Are you not concerned with that, the result of it? Just as long as it happened?

Artistically that’s my job. The result, everything matters. But at the end of the day I won’t chase the market as an artist. I grew up listening to Bad Brains and Black Flag or watching filmmakers that people don’t even know today but inspire me. Or old stuff that wasn’t happening but now is very popular. I like underground culture and I think the world is so quick in its communication so things spread in an interesting way right now. And you have the double tendency, one is that everything becomes homogenized because everyone can discover it immediately. But you also have the ripple effect of small events and smaller movies. You can actually do something very small and local and it will percolate into culture and you don’t know what will happen. That’s something we should all think about, we shouldn’t chase the market.
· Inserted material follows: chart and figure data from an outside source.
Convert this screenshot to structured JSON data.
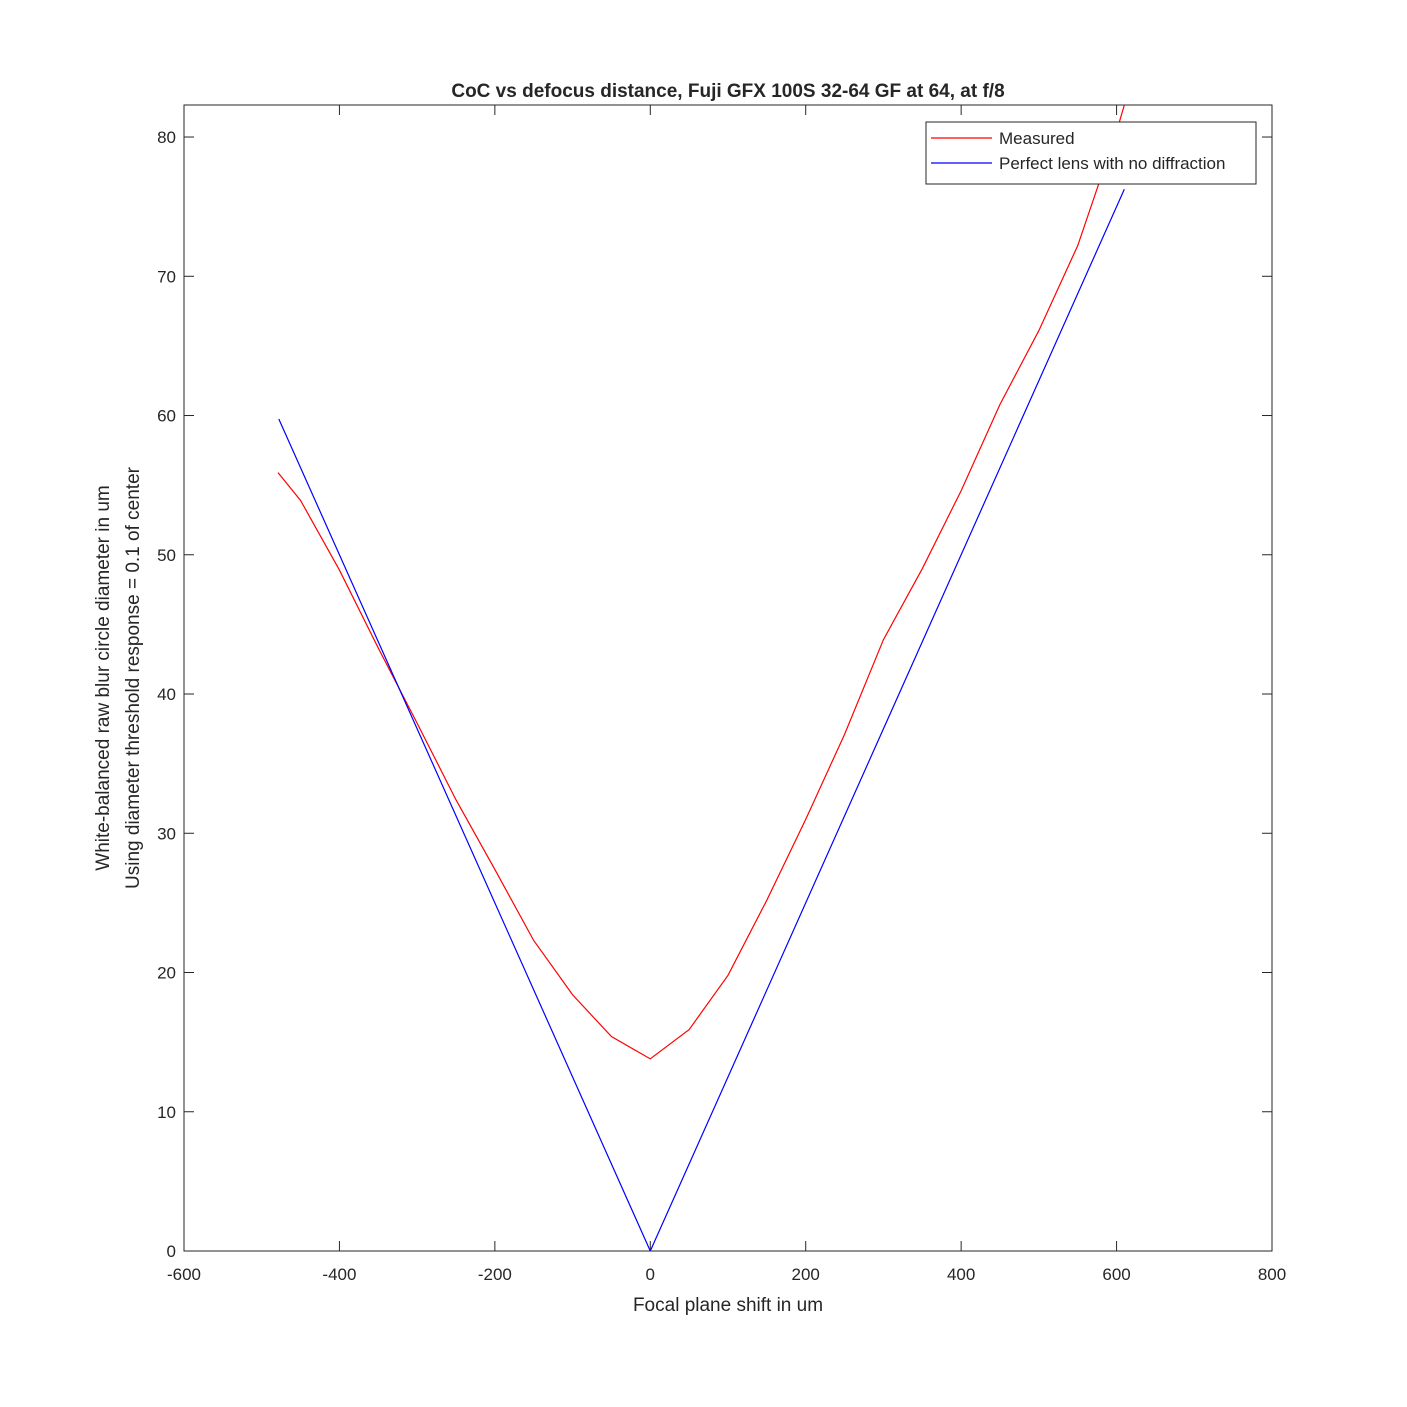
{
  "chart_data": {
    "type": "line",
    "title": "CoC vs defocus distance, Fuji GFX 100S 32-64 GF at 64, at f/8",
    "xlabel": "Focal plane shift in um",
    "ylabel": [
      "White-balanced raw blur circle diameter in um",
      "Using diameter threshold response = 0.1 of center"
    ],
    "xlim": [
      -600,
      800
    ],
    "xticks": [
      -600,
      -400,
      -200,
      0,
      200,
      400,
      600,
      800
    ],
    "ylim": [
      0,
      82.3
    ],
    "yticks": [
      0,
      10,
      20,
      30,
      40,
      50,
      60,
      70,
      80
    ],
    "legend": "top-right",
    "series": [
      {
        "name": "Measured",
        "color": "#ff0000",
        "x": [
          -479,
          -450,
          -400,
          -350,
          -300,
          -250,
          -200,
          -150,
          -100,
          -50,
          0,
          50,
          100,
          150,
          200,
          250,
          300,
          350,
          400,
          450,
          500,
          550,
          600,
          610
        ],
        "values": [
          55.9,
          53.9,
          48.9,
          43.3,
          37.9,
          32.4,
          27.4,
          22.3,
          18.4,
          15.4,
          13.8,
          15.9,
          19.8,
          25.2,
          31.0,
          37.1,
          43.9,
          49.0,
          54.6,
          60.8,
          66.1,
          72.2,
          80.4,
          82.3
        ]
      },
      {
        "name": "Perfect lens with no diffraction",
        "color": "#0000ff",
        "x": [
          -478,
          0,
          610
        ],
        "values": [
          59.75,
          0,
          76.25
        ]
      }
    ]
  }
}
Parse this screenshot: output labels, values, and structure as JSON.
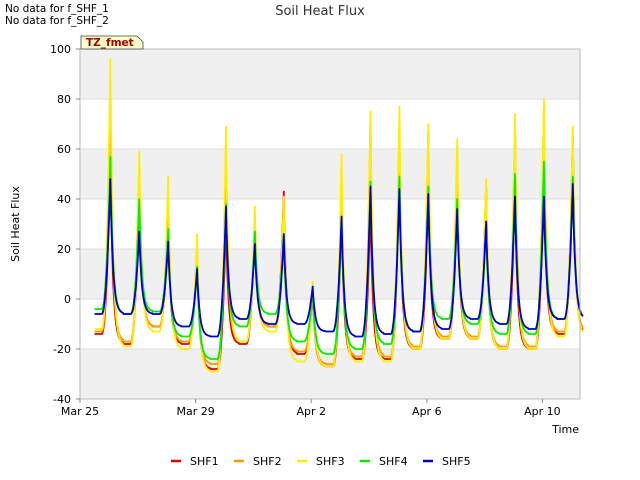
{
  "notes": [
    "No data for f_SHF_1",
    "No data for f_SHF_2"
  ],
  "chart_data": {
    "type": "line",
    "title": "Soil Heat Flux",
    "xlabel": "Time",
    "ylabel": "Soil Heat Flux",
    "badge": "TZ_fmet",
    "ylim": [
      -40,
      100
    ],
    "yticks": [
      -40,
      -20,
      0,
      20,
      40,
      60,
      80,
      100
    ],
    "xlim": [
      0,
      17.3
    ],
    "xticks": [
      {
        "label": "Mar 25",
        "day": 0
      },
      {
        "label": "Mar 29",
        "day": 4
      },
      {
        "label": "Apr 2",
        "day": 8
      },
      {
        "label": "Apr 6",
        "day": 12
      },
      {
        "label": "Apr 10",
        "day": 16
      }
    ],
    "day_offset": 0.5,
    "grid": true,
    "legend_position": "bottom",
    "series_colors": {
      "SHF1": "#dd0000",
      "SHF2": "#ff9900",
      "SHF3": "#ffee00",
      "SHF4": "#00ee00",
      "SHF5": "#0000cc"
    },
    "daily": {
      "SHF1": {
        "peak": [
          57,
          49,
          33,
          20,
          31,
          33,
          43,
          4,
          35,
          38,
          55,
          46,
          52,
          46,
          46,
          53,
          65
        ],
        "trough": [
          -14,
          -18,
          -11,
          -18,
          -28,
          -18,
          -11,
          -22,
          -27,
          -24,
          -24,
          -20,
          -16,
          -16,
          -20,
          -20,
          -14
        ]
      },
      "SHF2": {
        "peak": [
          75,
          53,
          38,
          22,
          54,
          32,
          38,
          5,
          44,
          73,
          67,
          68,
          58,
          46,
          70,
          77,
          65
        ],
        "trough": [
          -13,
          -17,
          -11,
          -17,
          -26,
          -17,
          -11,
          -21,
          -26,
          -23,
          -23,
          -19,
          -15,
          -15,
          -19,
          -19,
          -13
        ]
      },
      "SHF3": {
        "peak": [
          96,
          59,
          49,
          26,
          69,
          37,
          41,
          7,
          58,
          75,
          77,
          70,
          64,
          48,
          74,
          80,
          69
        ],
        "trough": [
          -12,
          -19,
          -13,
          -20,
          -29,
          -17,
          -13,
          -25,
          -27,
          -25,
          -25,
          -20,
          -16,
          -16,
          -20,
          -20,
          -15
        ]
      },
      "SHF4": {
        "peak": [
          57,
          40,
          28,
          13,
          38,
          27,
          26,
          4,
          33,
          47,
          49,
          45,
          40,
          30,
          50,
          55,
          49
        ],
        "trough": [
          -4,
          -6,
          -5,
          -15,
          -24,
          -11,
          -6,
          -17,
          -22,
          -20,
          -18,
          -13,
          -8,
          -10,
          -14,
          -14,
          -8
        ]
      },
      "SHF5": {
        "peak": [
          48,
          27,
          23,
          12,
          37,
          22,
          26,
          5,
          33,
          45,
          44,
          42,
          36,
          31,
          41,
          41,
          46
        ],
        "trough": [
          -6,
          -6,
          -6,
          -11,
          -15,
          -8,
          -10,
          -10,
          -13,
          -15,
          -14,
          -13,
          -12,
          -8,
          -10,
          -12,
          -8
        ]
      }
    }
  }
}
Do your thing and see what happens. I’m bored about the standardized expectation of dramaturgy at the moment in movies. People are making millions selling books about how you should make a story. That’s not how hip-hop was invented, that’s not how punks started feeling raw and original when it came about. I’m sorry, that’s not how culture evolves.
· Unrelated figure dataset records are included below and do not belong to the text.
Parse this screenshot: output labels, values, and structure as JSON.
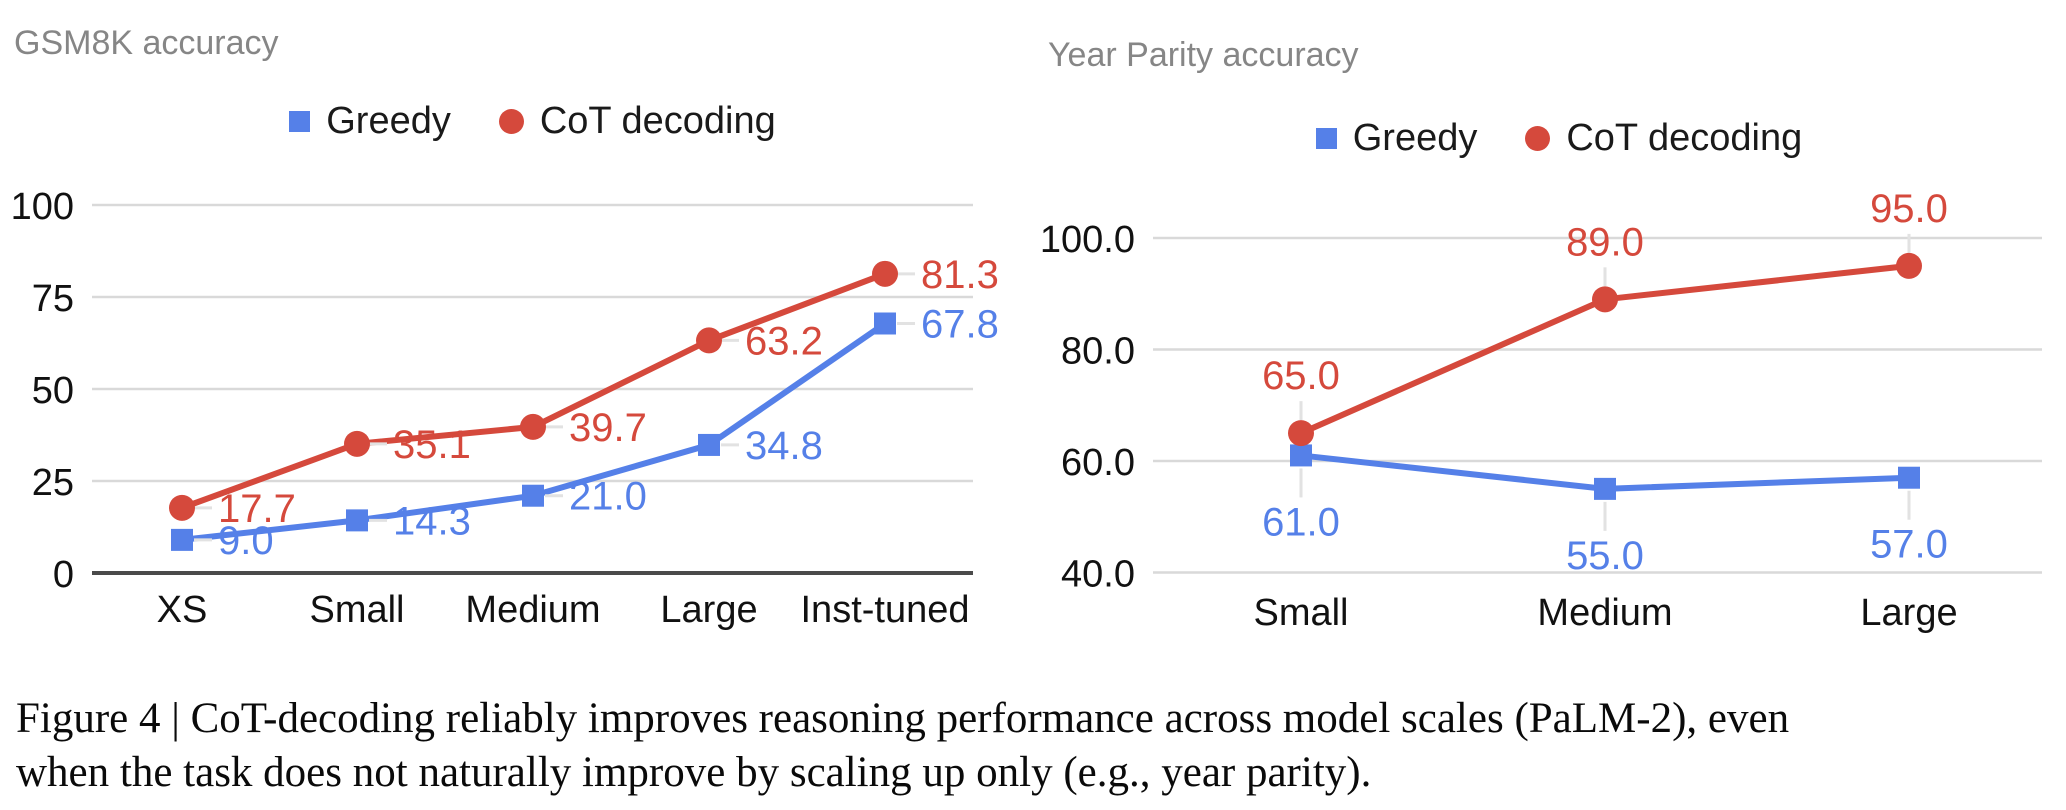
{
  "caption": {
    "line1": "Figure 4 | CoT-decoding reliably improves reasoning performance across model scales (PaLM-2), even",
    "line2": "when the task does not naturally improve by scaling up only (e.g., year parity)."
  },
  "colors": {
    "grid": "#d9d9d9",
    "zero_axis": "#4a4a4a",
    "leader": "#e2e2e2",
    "tick_text": "#111111",
    "title_gray": "#868686"
  },
  "chart_data": [
    {
      "type": "line",
      "title": "GSM8K accuracy",
      "categories": [
        "XS",
        "Small",
        "Medium",
        "Large",
        "Inst-tuned"
      ],
      "ylim": [
        0,
        100
      ],
      "grid": true,
      "legend_position": "top",
      "yticks": [
        {
          "value": 100,
          "label": "100"
        },
        {
          "value": 75,
          "label": "75"
        },
        {
          "value": 50,
          "label": "50"
        },
        {
          "value": 25,
          "label": "25"
        },
        {
          "value": 0,
          "label": "0"
        }
      ],
      "series": [
        {
          "name": "Greedy",
          "marker": "square",
          "color": "#5580e8",
          "values": [
            9.0,
            14.3,
            21.0,
            34.8,
            67.8
          ],
          "point_labels": [
            "9.0",
            "14.3",
            "21.0",
            "34.8",
            "67.8"
          ],
          "label_position": "right"
        },
        {
          "name": "CoT decoding",
          "marker": "circle",
          "color": "#d5493c",
          "values": [
            17.7,
            35.1,
            39.7,
            63.2,
            81.3
          ],
          "point_labels": [
            "17.7",
            "35.1",
            "39.7",
            "63.2",
            "81.3"
          ],
          "label_position": "right"
        }
      ]
    },
    {
      "type": "line",
      "title": "Year Parity accuracy",
      "categories": [
        "Small",
        "Medium",
        "Large"
      ],
      "ylim": [
        40,
        100
      ],
      "grid": true,
      "legend_position": "top",
      "yticks": [
        {
          "value": 100,
          "label": "100.0"
        },
        {
          "value": 80,
          "label": "80.0"
        },
        {
          "value": 60,
          "label": "60.0"
        },
        {
          "value": 40,
          "label": "40.0"
        }
      ],
      "series": [
        {
          "name": "Greedy",
          "marker": "square",
          "color": "#5580e8",
          "values": [
            61.0,
            55.0,
            57.0
          ],
          "point_labels": [
            "61.0",
            "55.0",
            "57.0"
          ],
          "label_position": "below"
        },
        {
          "name": "CoT decoding",
          "marker": "circle",
          "color": "#d5493c",
          "values": [
            65.0,
            89.0,
            95.0
          ],
          "point_labels": [
            "65.0",
            "89.0",
            "95.0"
          ],
          "label_position": "above"
        }
      ]
    }
  ]
}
Throughout the film you focus on subtle moments that really stick with the audience. Like when the girl’s urine slides under Conrad’s shoe. I wouldn’t think to focus on a small detail like that, but that moment was quite poignant. So do you just have a catalog of these ideas, or how do you come up with these little moments?

It’s trying to be open to strange ideas that occur. When you’re working on a project you maybe spend a couple years thinking and writing and if something appears, it could be right after a while. Because you’re priming your brain to create this thing and the themes are coming in and out of focus for you. So if an idea comes up it might occur for a reason. And in the story there’s this theme of what’s idealized. Like the mother, or the love story of the little brother, how he imagines a girl to be. And also the mundanity of life and how these things interplay. So I think the scene you’re referring to is very much about realizing the relationship between the idealized and the mundanity of life and how you don’t quite know how these things interplay with each other. And hopefully that can create an emotional moment in cinema. There is a sense of eroticism and beauty to it, yet it’s terribly mundane. Hopefully both. It’s one of my favorite moments in the film actually.
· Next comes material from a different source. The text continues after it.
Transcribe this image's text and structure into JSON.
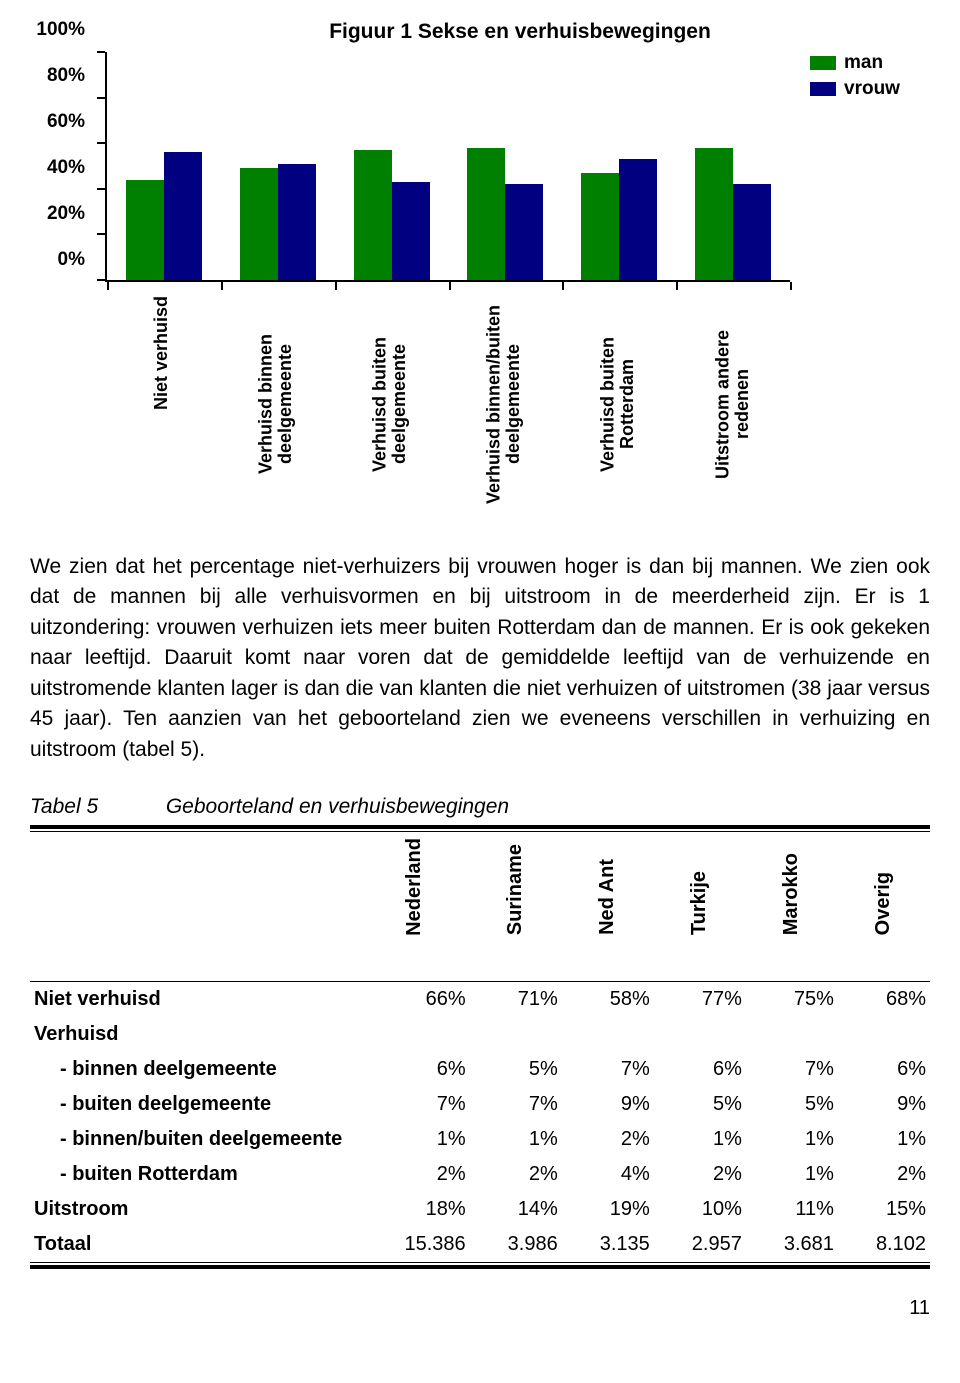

What other moments stick with you?

I’m more and more curious what other people think. I see certain things reappearing and that people are revealing themselves to me in what they are talking about. Because it’s a film almost like a prism, you can look through generational perspectives. It’s very interesting for me how some people will come in, like journalists, and talk about Conrad and the need to express themselves in the world, and other journalists might come in and talk about the difficulty of being a mother and having a tough job. Someone might come in and say how to be a dad in the modern world with kids that are so into social media and don’t know how to connect with them. All these things are very present in the film but people will take from it different things. Then I think, Louder Than Bombs, the machine is working .Because this is what I wanted to create, not reducible to one single plot or character but that people were allowed to sit in cinema and think about family life for a while. I don’t want them to engage in one way. There’s a broken mirror on the poster for a reason, it’s fragmented. You should be allowed to see different things in it.

Do you analyze people based on who they want to talk about or relate to?

No, but I’m curious about people and perspectives and behaviors and that’s why I make films about people too. But no, it’s not a judgmental analysis. It’s more a curiosity.